How to Build Your Company–One Painted Door at a Time

building company

Entrepreneurs are an interesting bunch. We’re visionary, constantly moving towards our idea of a better world. We’re also stubborn and hard-headed, convinced our way is the only way.

Those two character traits often make it challenging to do the one thing we really need to do: focus.

We have a hard time with focusing because we wake up one day, and we can clearly see what the world will look like when our ideas come to life. We see fully functioning businesses, software, and company cultures. In our minds, that’s already reality.

Unfortunately, it’s not actually–you know–reality.

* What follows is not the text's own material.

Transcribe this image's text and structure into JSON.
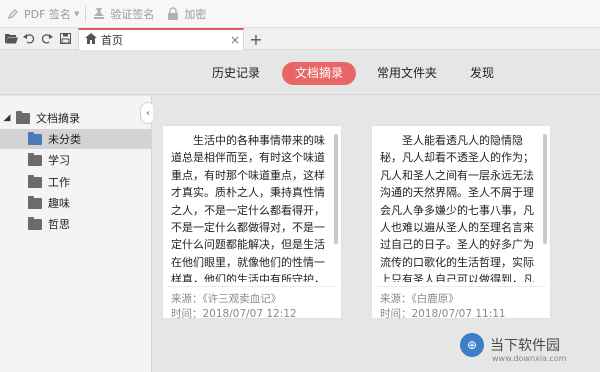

I love the story of how oDesk figured out its business model. In the beginning there was no technology behind the site. Customers would post a job, and a woman named Sandy would handpick resumes to send back to the business owner. No one knew this is how things were working. On the outside it looked like a miraculous matching service that brought you the perfect outsourcer. From that manual model, the company was able to figure out what clients actually wanted.

“We didn’t build it because we would’ve built the wrong thing,” oDesk CEO Gary Swart says.

So, where do you start with this big vision that you’re testing out but not building yet? That’s the hardest problem for any entrepreneur because there are no articles on your particular business. Even if you’re in a crowded industry, there is no such thing as a playbook that will work for everyone.

Swart suggests “The Painted Door” method of customer discovery.

“Before you build it, why not put a painted door there and see if people walk through it?” he says. “As opposed to building the functionality and then having nobody show up.”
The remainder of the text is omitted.